The fundamental disconnect with reality that so many Regressive-Democrats have is the concept that "war is not the answer." In fact, that is sometimes true; but in the vast majority of cases, it is the answer. E.g., why do you, as an American have freedom of speech? War. Why do we have elections to determine those in authority? War. Etc. Pacifism is ridiculous on its face as are inanities like an eye for an eye makes both sides blind. No, at some point one side surrenders qua surrenders and a resolution exists just as by any other means of diplomacy.
-"The Objective Historian" commenting on Kevin Drum's blog
I'm a picky eater and a great deal of my pickiness comes from wanting all the parts of my meal too work with each other. Diced onions tucked away in excellent meatloaf (Mom, I'm watching you!), mayonnaise snuck in under the bun of a superior buffalo cheeseburger (all you damn "authentic" burger joints!), and weird shit like green peppers mixed in with a salad (nearly every fancy restaurant)...these are instances where an otherwise perfectly serviceable dish suffers from the inclusion of elements that are so awful they distract my attention to them rather than on the good parts.The above comment is an example of this happening in the realm of political analysis.
I'm not a pacifist. There are clear-cut cases where it is not only justified but proper to employ violence as a means to a goal, self-defense being the most important and most common of those. War, in the sense of organized individuals fighting to physically defeat other organized individuals, is therefore not something I oppose in principle. It is possible for a war to be waged for both good reasons and with proper means. It just doesn't happen very often and I'd lay most of the blame for that at the feet of the institution that engages in it most frequently: the state.
"The Objective Historian" has a nugget of truth in there and it is worth recognizing it as such. Consistent pacifism is suicide because thugs who don't share your values will destroy you. However, that morsel's flavor is overwhelmed by other ingredients.
The individual right to freedom of speech exists whether thousands of G.I.s are killed in combat or not. The fact that Americans have fought English, Spanish, Italians, Germans, Japanese, Koreans, Vietnamese, and other assorted people over the last century does not change this. Rights are not contingent upon the outcome of battles. Rights are not privileges granted by others (they are, in fact, the total opposite) and I have no doubt The Objective Historian would implicitly confirm this if I asked him or her to state whether Americans would still have the right to freedom of speech if we were on the losing side of WWII. I'd also ask him or her if the citizen-prisoners of Warsaw Pact nations had the same rights as everyone else during the Communist rule of their governments.

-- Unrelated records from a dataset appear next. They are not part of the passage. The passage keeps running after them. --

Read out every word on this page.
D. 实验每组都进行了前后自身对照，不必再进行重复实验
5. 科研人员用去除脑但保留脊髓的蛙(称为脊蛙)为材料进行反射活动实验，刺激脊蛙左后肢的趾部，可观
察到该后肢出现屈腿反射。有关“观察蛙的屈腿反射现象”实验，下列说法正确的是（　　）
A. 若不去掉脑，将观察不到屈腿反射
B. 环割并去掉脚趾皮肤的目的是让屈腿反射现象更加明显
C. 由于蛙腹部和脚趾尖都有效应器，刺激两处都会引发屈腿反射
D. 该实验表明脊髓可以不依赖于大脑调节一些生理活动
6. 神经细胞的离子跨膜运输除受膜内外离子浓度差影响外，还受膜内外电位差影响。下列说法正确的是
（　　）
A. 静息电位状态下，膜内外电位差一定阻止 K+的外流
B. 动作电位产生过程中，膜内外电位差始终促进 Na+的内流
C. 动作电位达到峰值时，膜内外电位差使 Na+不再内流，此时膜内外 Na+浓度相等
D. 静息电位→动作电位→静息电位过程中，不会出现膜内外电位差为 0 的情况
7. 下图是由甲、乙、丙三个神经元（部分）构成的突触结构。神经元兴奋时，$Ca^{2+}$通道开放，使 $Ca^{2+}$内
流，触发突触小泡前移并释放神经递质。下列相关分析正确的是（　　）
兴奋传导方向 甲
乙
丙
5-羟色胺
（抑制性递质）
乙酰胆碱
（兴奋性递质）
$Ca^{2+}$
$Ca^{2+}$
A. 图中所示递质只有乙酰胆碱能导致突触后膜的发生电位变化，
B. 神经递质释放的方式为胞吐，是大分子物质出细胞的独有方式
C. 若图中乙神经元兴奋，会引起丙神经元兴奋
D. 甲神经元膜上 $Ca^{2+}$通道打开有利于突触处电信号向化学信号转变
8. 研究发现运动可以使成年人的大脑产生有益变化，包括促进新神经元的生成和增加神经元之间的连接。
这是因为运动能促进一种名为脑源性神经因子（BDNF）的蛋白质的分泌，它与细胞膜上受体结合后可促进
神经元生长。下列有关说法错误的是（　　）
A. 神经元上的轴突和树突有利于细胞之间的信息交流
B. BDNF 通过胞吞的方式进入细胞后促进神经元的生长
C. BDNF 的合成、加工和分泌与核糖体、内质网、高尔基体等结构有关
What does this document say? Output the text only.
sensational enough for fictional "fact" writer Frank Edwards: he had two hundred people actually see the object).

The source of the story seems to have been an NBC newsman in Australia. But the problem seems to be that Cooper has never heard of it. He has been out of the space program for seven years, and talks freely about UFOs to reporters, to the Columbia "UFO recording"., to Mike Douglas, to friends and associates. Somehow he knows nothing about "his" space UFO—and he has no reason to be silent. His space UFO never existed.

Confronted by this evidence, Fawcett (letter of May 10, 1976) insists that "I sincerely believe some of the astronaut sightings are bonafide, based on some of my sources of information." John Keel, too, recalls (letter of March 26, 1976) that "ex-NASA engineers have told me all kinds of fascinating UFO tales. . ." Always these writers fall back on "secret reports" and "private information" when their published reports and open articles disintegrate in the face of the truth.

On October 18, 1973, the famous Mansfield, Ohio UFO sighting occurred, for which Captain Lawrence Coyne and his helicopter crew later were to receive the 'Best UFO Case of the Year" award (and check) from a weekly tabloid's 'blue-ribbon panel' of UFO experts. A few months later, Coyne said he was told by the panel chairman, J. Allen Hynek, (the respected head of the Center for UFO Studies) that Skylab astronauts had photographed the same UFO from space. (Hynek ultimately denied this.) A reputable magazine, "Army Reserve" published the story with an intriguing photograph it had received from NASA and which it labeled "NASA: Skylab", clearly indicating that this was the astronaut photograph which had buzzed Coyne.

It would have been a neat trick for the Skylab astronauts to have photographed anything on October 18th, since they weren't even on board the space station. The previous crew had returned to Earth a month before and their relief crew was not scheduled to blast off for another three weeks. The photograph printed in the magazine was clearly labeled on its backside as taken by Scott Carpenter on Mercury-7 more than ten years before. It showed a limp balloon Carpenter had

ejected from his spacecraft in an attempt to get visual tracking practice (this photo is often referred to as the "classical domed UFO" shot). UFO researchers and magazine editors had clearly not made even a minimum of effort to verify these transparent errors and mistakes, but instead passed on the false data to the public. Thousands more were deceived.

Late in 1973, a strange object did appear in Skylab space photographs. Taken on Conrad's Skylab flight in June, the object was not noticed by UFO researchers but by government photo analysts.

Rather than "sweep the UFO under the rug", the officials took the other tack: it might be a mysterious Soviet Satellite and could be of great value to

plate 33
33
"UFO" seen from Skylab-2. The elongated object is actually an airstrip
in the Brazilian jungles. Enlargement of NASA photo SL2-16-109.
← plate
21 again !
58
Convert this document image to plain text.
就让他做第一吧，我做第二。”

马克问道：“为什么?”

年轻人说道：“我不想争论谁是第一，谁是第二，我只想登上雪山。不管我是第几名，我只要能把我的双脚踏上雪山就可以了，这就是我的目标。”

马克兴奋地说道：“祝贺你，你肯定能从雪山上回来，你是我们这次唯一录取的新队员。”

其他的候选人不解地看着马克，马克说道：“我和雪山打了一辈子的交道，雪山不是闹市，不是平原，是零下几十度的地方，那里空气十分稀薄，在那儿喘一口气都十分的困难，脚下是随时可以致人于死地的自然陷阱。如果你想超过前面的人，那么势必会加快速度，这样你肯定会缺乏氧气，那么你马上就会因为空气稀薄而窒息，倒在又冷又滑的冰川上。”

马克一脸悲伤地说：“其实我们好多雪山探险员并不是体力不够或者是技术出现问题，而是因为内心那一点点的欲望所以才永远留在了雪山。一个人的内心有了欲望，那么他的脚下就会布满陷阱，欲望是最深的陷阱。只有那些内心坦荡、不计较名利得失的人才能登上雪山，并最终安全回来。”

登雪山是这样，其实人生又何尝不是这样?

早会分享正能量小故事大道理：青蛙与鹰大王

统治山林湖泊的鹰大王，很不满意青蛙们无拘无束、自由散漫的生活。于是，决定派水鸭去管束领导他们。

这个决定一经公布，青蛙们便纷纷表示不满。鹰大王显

No, rights are not created by war. They are defended and upheld by war, and not even in most historic cases. Even when the rights of some are unshackled by a standard state war (say, the citizens of Europe occupied by the Axis powers), the states conducting the war to liberate those people inevitably engage in action back home that cannot be anything but a open slap at individual rights. Examples such as increased taxation, war economy planning boards, price controls, and restrictions on the press are not hard to find.
There is the argument that our ability to enjoy and flex our rights is contingent upon a peaceful society. If that were the extent of the argument, I wouldn't have an objection. However, those making it take a giant leap from there to the next step: state war and only state war can ultimately secure that peace. There is no justification for this aside from pointing to the historical record; a record, I must remind you, that has been and still is largely written by the victors.
War is the answer to only one specific question: Have such-and-such people aggressed against me and others to the point where myself and those others should respond to the aggressors' bloodshed with combat of our own, to right the wrongs they have committed? I don't think there are other applications that can conform to objective standards of justice. Just wars are fought to end oppression. We can fight wars to free ourselves from oppressors (the British monarchy, the multi-dimensional American demon) and we can fight wars to free others from oppression...but we cannot, in the course of fighting oppression, engage in it ourselves. Unfortunately, it needs to be stressed that mere violence doesn't qualify as oppression; violence must be used against the innocent before it counts as that.
We do not need a state to secure peace. Credible deterrents do not have to wear government uniforms. Effective warriors are not the exclusive realm of the coercive collectivism of the Sovereign. There is nothing in principle that prohibits free markets in defense services from working.
The Objective Historian's criticism isn't aimed at this, of course. He or she is claiming the Democratic Party is gripped by pacifism. This is clearly not true.